Sukses

AS Mengaku Yakin Akan Keberhasilan Pertemuan Donald Trump dan Kim Jong-un

Menlu AS menyebut rencana pertemuan antara pemimpin kedua negara telah berjalan ke arah yang benar.

Liputan6.com, Washington DC - Menteri Luar Negeri Amerika Serikat (AS) Mike Pompeo menyebut pembicaraan denuklirisasi dengan Korea Utara "bergerak ke arah yang benar".

Setelah bertemu dengan pejabat tinggi Korut di New York, Pompeo mengatakan mereka telah membuat kemajuan nyata untuk melanjutkan kembali agenda pertemuan antara Donald Trump dan Kim Jong-un.

Dikutip dari BBC, Jumat (1/6/2018), Pompeo mengatakan Jenderal Kim Yong-chol tengah bertolak menuju Washington untuk menyampaikan surat kepada Presiden Donald Trump.

Pada saat bersamaan, pemimpin Korea Utara, Kim Jong-un, disebut menyetujui rencana pertemuan puncak dengan Rusia.

Kabar tersebut disampaikan kantor berita resmi Korea Utara, KCNA, menyusul pertemuan antara Kim Jong-un dengan Menteri Luar Negeri Rusia Sergei Lavrov di Pyongyang pada Rabu, 30 Mei 2018.

Sebelumnya, Presiden Donald Trump sempat membatalkan agenda pertemuan dengan Kim Jong-un, yang dijadwalkan berlangsung di Singapura pada 12 Juni 2018.

Dalam konferensi pers Kamis, 31 Mei 2018, Pompeo mengatakan agenda pertemuan Trump-Kim adalah "Momen penting dalam hubungan kami (AS dan Korea Utara), di mana tidak akan ada yang bisa membiarkan kesempatan ini menjadi sia-sia."

Pompeo juga mengatakan agenda tersebut sebagai "kesempatan sekali dalam seumur hidup untuk mengubah jalan bagi dunia" dan mengantar "era baru perdamaian, kemakmuran dan keamanan."

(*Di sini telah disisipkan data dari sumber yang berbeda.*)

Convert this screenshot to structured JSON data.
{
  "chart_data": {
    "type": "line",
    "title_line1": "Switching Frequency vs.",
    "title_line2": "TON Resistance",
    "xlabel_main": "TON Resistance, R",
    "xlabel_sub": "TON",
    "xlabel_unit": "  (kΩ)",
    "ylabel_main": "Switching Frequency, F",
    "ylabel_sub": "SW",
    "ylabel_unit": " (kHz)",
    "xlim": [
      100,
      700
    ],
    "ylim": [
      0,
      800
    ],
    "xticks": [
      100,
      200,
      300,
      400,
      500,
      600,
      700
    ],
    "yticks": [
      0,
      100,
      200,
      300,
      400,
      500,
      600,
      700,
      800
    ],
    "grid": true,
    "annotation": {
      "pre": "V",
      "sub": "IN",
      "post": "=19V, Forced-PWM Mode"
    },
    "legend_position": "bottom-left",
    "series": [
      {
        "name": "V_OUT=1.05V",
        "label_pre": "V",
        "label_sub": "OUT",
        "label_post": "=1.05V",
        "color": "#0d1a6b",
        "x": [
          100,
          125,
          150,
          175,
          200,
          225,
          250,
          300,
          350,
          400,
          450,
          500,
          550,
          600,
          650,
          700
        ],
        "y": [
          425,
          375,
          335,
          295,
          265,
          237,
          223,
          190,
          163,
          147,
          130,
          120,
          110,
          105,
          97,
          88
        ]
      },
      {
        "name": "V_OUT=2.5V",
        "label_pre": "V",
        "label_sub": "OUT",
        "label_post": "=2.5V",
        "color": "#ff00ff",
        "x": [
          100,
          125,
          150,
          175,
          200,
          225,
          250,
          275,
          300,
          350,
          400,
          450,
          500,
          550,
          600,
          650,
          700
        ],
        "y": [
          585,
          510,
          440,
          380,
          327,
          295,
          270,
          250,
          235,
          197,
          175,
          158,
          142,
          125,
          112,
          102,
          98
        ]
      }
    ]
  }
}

Pada Rabu malam, Mike Pompeo dan Kim Yong-chol tiba secara terpisah di sebuah gedung dekat markas besar PBB di New York, Amerika Serikat.

Kim Yong-chol disebut sebagai pejabat senior Korea Utara pertama yang mengunjungi Negeri Paman Sam dalam hampir 20 tahun terakhir. Ia juga dikenal sebagai tangan kanan Kim Jong-un sejak pertama kali memerintah pada 2012.

 

Simak video pilihan berikut: 

2 dari 2 halaman

Korut Merasa Keberatan

Sementara itu, Amerika Serikat telah meminta Korea Utara untuk meninggalkan program senjata nuklirnya, tetapi Pyongyang berdalih untuk memperkuat keamanannya.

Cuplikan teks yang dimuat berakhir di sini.